To help survivors overcome the anxiety that accompanies prognostic uncertainty, oncologists can work with them to achieve prognostic awareness, which is when a patient understands and accepts their prognosis. While someone may learn their prognosis in a single doctor’s visit, gaining prognostic awareness occurs over time, according to El-Jawahri. “It’s not just about cognitively understanding that my life expectancy might be limited, but how do I emotionally integrate that information to really affect my life decision-making,” she said. People with advanced disease often experience a “coping pendulum”—oscillating between optimistic hope and acceptance—which allows them to assimilate their prognosis over time, according to El-Jawahri.

El-Jawahri said gaining prognostic awareness is crucial for people with advanced cancer, as it allows them to know how to spend their time and to communicate their final wishes to their loved ones.
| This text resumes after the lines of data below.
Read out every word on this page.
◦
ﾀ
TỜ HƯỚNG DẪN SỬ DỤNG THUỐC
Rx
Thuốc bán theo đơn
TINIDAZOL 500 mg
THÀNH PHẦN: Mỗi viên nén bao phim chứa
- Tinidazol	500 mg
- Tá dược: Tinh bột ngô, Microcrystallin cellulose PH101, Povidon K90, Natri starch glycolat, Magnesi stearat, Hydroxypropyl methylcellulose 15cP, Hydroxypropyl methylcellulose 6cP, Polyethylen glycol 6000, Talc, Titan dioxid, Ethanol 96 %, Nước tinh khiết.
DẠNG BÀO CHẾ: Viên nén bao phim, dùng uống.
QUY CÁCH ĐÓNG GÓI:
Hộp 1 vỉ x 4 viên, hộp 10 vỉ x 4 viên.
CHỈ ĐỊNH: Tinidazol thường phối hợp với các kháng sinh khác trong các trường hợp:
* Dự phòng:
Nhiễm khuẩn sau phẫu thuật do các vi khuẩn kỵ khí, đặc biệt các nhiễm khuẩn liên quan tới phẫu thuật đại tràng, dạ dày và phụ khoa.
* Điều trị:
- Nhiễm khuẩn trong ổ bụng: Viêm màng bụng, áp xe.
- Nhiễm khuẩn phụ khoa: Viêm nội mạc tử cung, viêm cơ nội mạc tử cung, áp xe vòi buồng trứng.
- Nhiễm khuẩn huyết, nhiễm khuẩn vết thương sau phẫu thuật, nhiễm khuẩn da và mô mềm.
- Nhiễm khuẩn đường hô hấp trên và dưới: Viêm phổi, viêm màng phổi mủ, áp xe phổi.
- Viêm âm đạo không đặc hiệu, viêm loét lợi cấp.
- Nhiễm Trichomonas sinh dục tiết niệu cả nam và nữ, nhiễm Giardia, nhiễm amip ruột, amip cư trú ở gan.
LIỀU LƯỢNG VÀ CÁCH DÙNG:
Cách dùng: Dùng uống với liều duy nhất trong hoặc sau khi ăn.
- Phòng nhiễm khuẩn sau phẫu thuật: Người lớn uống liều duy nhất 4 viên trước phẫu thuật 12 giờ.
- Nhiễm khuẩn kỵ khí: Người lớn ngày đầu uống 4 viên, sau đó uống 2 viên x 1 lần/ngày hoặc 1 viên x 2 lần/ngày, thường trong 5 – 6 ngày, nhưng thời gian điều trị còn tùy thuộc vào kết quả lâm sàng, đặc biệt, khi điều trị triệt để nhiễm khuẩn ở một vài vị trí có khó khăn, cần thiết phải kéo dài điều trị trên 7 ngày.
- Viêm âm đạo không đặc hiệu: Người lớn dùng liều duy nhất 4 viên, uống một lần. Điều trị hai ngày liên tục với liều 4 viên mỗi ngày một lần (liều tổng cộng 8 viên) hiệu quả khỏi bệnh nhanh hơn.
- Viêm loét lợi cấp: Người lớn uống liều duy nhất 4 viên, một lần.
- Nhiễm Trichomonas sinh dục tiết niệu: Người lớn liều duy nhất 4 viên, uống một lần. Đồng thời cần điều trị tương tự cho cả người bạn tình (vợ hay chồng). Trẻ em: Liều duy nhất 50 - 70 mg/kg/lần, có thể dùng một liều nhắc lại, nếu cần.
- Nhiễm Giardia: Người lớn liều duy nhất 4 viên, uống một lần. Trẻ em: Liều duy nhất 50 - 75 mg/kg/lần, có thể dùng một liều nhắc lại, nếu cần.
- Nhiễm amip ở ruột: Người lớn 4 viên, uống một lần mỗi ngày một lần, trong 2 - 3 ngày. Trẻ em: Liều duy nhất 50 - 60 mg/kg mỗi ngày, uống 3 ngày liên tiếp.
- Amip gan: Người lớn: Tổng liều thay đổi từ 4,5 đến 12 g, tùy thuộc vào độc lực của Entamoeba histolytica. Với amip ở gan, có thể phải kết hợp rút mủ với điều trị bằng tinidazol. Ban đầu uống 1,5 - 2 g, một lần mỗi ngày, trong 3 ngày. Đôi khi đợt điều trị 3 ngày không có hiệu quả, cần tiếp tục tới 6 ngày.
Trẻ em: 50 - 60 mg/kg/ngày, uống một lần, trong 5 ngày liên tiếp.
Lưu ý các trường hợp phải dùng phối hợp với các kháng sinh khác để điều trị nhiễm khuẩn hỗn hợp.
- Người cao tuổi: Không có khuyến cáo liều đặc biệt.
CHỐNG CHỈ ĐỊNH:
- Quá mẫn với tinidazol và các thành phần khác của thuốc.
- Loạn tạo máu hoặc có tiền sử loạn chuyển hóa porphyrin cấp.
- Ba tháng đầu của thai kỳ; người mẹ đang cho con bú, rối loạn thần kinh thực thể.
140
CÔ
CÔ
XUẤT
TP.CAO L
Additionally, research shows people who have a good understanding of their prognosis have better quality of life, are more likely to discuss their end-of-life wishes with their care team and are less likely to receive aggressive therapy at the end of life.

Integrating palliative care specialists into care early can help patients cultivate prognostic awareness, according to El-Jawahri. Additionally, oncologists can help people with advanced disease better understand their prognosis by having multiple conversations over time and discussing the patient’s hopes and anxieties. One strategy involves having the oncologist outline the best case, worst case and most likely scenarios. This allows the patient to better understand the possibilities and then plan for each potential outcome with their doctor.

Thomas Celona is an editor at Cancer Today.